- Died: August 7, 1983
- Cause of death: Murder

= Murder of Manolis Papadosifos =

1983 murder in Greece

Manolis Papadosifos (1955 or 1956 - August 7, 1983) was a Greek citizen of Rethymno, that was murdered on August 7, 1983, by Giannis Venierakis. Venierakis was sentenced to life in prison. On December 20, 1988, Papadosifos's father, Giannis, shot and killed Venierakis during the trial. He was sentenced to 14 years in prison on a charge of premeditated murder. He was released 5 years later and continued to live in Rethymno, until his death in 2012.

== Information of those involved ==
Few things are known to us, both about Papadosifos and about Venierakis. Considering that Papadosifos was 27 years old at the time of his assassination (August 7, 1983), he should have been born in 1955 or 1956. It is reported that Papadosifos knew languages other than Greek and played the piano, other information about his childhood and other aspects of his life until his murder (when and where he was born, etc.) are not known to us. Venierakis, on the other hand, was referred to as a "bully", 37 years old at the time of Manolis' murder (he may have been born in 1946), but other details are also unknown.

== Assassination of Papadosifos ==
According to Papadosifos's own father, the two children were close friends and regularly visited each other's house. But after a while, Venierakis became involved in "dirty work", and as a result he lost a lot of his friends. A short time later, a woman appears to have appeared in the lives of the two young men, resulting in frequent quarrels. The two young people met at the fatal moment in a cafe in Rethymno. The two young men were found in the attic of the store, where a few minutes later Venierakis fatally shot Manolis Papadosifos four times in the chest. Manolis's father, Giannis, was notified, and rushed to the hospital to see him. But it was too late; Manolis Papadosifos was already dead when he arrived at the hospital.

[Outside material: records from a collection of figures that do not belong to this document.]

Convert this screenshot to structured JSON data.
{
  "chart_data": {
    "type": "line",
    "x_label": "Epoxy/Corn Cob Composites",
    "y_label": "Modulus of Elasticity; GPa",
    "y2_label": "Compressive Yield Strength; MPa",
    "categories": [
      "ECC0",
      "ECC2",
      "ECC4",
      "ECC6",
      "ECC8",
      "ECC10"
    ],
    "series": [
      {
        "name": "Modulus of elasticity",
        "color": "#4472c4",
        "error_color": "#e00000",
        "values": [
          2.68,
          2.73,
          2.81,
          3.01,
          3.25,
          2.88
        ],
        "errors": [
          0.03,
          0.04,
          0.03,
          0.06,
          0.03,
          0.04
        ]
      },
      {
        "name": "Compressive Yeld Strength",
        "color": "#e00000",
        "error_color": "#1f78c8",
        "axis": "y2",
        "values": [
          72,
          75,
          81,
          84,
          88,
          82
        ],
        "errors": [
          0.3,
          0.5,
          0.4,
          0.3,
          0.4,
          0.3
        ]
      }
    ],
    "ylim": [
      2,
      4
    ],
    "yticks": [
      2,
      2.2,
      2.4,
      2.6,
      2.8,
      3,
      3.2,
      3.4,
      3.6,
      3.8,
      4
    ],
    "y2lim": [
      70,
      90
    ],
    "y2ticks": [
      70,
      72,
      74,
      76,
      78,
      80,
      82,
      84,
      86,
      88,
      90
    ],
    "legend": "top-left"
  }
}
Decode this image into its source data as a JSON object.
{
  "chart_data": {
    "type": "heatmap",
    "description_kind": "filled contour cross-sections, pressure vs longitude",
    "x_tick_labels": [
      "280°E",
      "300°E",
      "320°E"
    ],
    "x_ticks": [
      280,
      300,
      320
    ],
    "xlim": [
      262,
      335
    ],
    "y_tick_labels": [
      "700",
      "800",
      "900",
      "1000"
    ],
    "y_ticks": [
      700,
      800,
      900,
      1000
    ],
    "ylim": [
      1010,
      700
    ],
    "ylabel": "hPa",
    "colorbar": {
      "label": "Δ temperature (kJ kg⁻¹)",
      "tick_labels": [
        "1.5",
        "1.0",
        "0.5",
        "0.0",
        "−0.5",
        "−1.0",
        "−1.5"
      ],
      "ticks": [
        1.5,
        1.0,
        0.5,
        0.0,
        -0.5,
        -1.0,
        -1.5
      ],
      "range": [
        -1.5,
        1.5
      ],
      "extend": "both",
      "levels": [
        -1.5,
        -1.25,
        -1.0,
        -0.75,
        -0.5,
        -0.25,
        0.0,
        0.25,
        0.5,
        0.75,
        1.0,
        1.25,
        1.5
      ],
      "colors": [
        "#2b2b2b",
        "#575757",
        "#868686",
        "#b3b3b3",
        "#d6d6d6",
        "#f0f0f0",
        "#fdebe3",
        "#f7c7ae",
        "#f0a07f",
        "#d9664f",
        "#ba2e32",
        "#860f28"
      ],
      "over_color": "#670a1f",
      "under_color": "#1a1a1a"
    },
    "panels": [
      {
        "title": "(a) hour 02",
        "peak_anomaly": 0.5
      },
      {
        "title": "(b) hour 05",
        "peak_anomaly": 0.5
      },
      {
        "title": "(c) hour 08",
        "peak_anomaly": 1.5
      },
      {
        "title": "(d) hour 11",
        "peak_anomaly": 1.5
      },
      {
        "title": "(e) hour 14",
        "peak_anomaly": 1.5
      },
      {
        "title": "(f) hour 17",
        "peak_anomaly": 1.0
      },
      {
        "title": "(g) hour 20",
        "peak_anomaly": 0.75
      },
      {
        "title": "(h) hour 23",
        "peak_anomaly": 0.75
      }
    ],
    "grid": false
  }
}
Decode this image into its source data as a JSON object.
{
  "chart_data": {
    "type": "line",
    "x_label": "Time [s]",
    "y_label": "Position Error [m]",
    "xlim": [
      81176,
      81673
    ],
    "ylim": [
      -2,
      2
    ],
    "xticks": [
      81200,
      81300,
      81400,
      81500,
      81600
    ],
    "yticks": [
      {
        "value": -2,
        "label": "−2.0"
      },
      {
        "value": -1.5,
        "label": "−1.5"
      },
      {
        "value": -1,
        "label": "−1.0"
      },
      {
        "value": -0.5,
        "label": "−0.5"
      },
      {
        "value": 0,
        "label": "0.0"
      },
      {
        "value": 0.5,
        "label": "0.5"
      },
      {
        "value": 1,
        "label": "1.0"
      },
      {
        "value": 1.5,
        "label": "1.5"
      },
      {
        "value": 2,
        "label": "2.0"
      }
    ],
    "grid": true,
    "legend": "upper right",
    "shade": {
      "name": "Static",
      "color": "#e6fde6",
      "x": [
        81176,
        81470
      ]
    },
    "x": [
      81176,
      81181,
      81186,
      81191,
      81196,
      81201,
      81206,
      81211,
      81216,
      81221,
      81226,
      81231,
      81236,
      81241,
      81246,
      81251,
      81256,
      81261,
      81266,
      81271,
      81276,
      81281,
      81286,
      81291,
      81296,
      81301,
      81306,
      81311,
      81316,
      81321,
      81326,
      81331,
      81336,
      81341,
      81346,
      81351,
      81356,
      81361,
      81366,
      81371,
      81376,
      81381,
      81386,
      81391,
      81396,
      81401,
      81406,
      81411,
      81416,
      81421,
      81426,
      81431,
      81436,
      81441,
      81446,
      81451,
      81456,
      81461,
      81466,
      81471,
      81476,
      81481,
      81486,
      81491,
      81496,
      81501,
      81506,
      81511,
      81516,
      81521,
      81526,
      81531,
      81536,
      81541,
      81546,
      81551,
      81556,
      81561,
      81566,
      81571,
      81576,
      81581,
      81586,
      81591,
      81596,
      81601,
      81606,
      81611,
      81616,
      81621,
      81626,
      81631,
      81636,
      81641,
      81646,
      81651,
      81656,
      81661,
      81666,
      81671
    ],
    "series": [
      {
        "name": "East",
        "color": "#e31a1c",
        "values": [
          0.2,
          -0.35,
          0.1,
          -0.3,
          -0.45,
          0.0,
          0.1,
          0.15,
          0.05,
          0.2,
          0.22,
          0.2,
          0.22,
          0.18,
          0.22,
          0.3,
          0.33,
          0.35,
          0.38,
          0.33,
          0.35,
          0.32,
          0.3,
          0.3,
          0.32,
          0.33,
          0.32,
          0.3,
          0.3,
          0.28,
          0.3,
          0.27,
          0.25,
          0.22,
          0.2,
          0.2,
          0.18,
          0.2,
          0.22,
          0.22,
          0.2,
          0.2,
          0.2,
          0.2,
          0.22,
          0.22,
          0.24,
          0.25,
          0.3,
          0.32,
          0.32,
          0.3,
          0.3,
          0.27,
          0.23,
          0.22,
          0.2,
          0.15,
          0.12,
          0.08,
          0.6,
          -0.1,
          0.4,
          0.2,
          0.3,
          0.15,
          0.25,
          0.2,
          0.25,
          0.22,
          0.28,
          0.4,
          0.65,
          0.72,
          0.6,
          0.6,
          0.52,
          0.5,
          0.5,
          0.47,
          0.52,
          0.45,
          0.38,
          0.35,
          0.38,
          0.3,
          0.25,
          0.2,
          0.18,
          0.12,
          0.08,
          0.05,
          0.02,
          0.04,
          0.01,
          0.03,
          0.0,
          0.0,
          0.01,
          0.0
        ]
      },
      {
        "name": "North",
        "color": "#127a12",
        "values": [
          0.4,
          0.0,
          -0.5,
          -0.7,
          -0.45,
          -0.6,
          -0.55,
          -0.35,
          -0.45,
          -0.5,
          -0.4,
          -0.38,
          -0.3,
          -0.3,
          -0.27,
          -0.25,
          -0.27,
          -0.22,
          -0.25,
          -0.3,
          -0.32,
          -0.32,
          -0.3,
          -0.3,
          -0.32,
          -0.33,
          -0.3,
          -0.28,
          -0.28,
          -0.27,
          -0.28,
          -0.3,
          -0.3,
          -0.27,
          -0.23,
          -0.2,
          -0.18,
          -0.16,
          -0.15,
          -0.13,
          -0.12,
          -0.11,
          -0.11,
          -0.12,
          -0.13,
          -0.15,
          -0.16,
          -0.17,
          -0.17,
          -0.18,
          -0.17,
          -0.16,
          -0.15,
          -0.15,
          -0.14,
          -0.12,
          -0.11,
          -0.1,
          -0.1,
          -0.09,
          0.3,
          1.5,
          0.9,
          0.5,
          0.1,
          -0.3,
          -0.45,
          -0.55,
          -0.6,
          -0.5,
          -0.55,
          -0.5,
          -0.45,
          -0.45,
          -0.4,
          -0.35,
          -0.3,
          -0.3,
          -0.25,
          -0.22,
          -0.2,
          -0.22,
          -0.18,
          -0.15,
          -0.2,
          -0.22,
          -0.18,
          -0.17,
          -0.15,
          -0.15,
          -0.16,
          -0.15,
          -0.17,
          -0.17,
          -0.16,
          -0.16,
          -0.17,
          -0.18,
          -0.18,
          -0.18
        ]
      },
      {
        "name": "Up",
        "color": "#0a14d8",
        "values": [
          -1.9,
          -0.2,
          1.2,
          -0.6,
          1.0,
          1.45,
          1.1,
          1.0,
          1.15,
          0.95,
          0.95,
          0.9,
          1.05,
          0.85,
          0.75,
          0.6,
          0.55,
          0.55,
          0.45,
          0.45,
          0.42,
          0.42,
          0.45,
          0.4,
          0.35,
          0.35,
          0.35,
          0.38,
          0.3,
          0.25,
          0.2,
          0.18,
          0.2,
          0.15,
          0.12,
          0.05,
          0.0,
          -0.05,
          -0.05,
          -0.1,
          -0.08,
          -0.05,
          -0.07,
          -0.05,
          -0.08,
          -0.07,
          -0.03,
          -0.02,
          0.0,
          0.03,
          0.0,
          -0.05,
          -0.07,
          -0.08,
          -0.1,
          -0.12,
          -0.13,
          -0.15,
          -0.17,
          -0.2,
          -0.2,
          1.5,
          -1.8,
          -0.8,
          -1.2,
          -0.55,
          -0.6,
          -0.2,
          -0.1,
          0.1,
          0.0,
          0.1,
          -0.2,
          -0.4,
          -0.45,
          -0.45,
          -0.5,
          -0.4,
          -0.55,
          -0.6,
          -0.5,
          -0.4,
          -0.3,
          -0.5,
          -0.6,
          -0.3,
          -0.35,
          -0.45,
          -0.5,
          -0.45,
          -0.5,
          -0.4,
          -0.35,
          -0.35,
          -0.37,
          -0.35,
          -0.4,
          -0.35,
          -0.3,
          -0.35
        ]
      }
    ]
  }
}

== Assassination of Venierakis ==
Venierakis was arrested by the authorities and sentenced at first instance to life imprisonment. But due to fears of possible incidents between the two families, it was decided to hold the trial in Athens. It was December 20, 1988, when the trial of Venierakis began at the Piraeus Court of Appeal. During the trial, Giannis Papadosifos got up and shot Venierakis five times with a gun. When Venierakis fell down dead, Papadosifos calmed down, but was sentenced to 14 years on the charge of premeditated murder. His sentence was later reduced to eight years and he was released from prison 5 years after he was sentenced. He never regretted the murder of Venierakis, characteristically stating that "He would kill him again, if he came back to life".

== The "paradox" of the weapon ==
How he hid the weapon with which Papadosifos killed his son's killer, was a matter of discussion. Specifically, the weapon was a German luger, which he had snatched from a Wehrmacht soldier during the Battle of Crete, together with his father. He never revealed where he hid it, (in an interview he simply stated "I had it on me"). However, according to a popular urban legend, while the police were regularly looking for him for a gun, they did not look for his beard (probably out of respect) which he had left out of mourning. There, according to the hypothesis, he had hidden the weapon that killed Venierakis.

== Giannis Papadosifos ==
Giannis Papadosifos (1925 - May 2, 2012) was born in Kallikratis, Chania (Sfakia Province), but later moved to Mysiria, Rethymnon. At the age of 15-16 he fought in the Battle of Crete with his father, from where he procured the famous pistol with which he killed Giannis Venierakis, along with another pistol, a rifle, a cartridge case and a parachute. He married and had four children. He died on May 2, 2012, at the age of 87.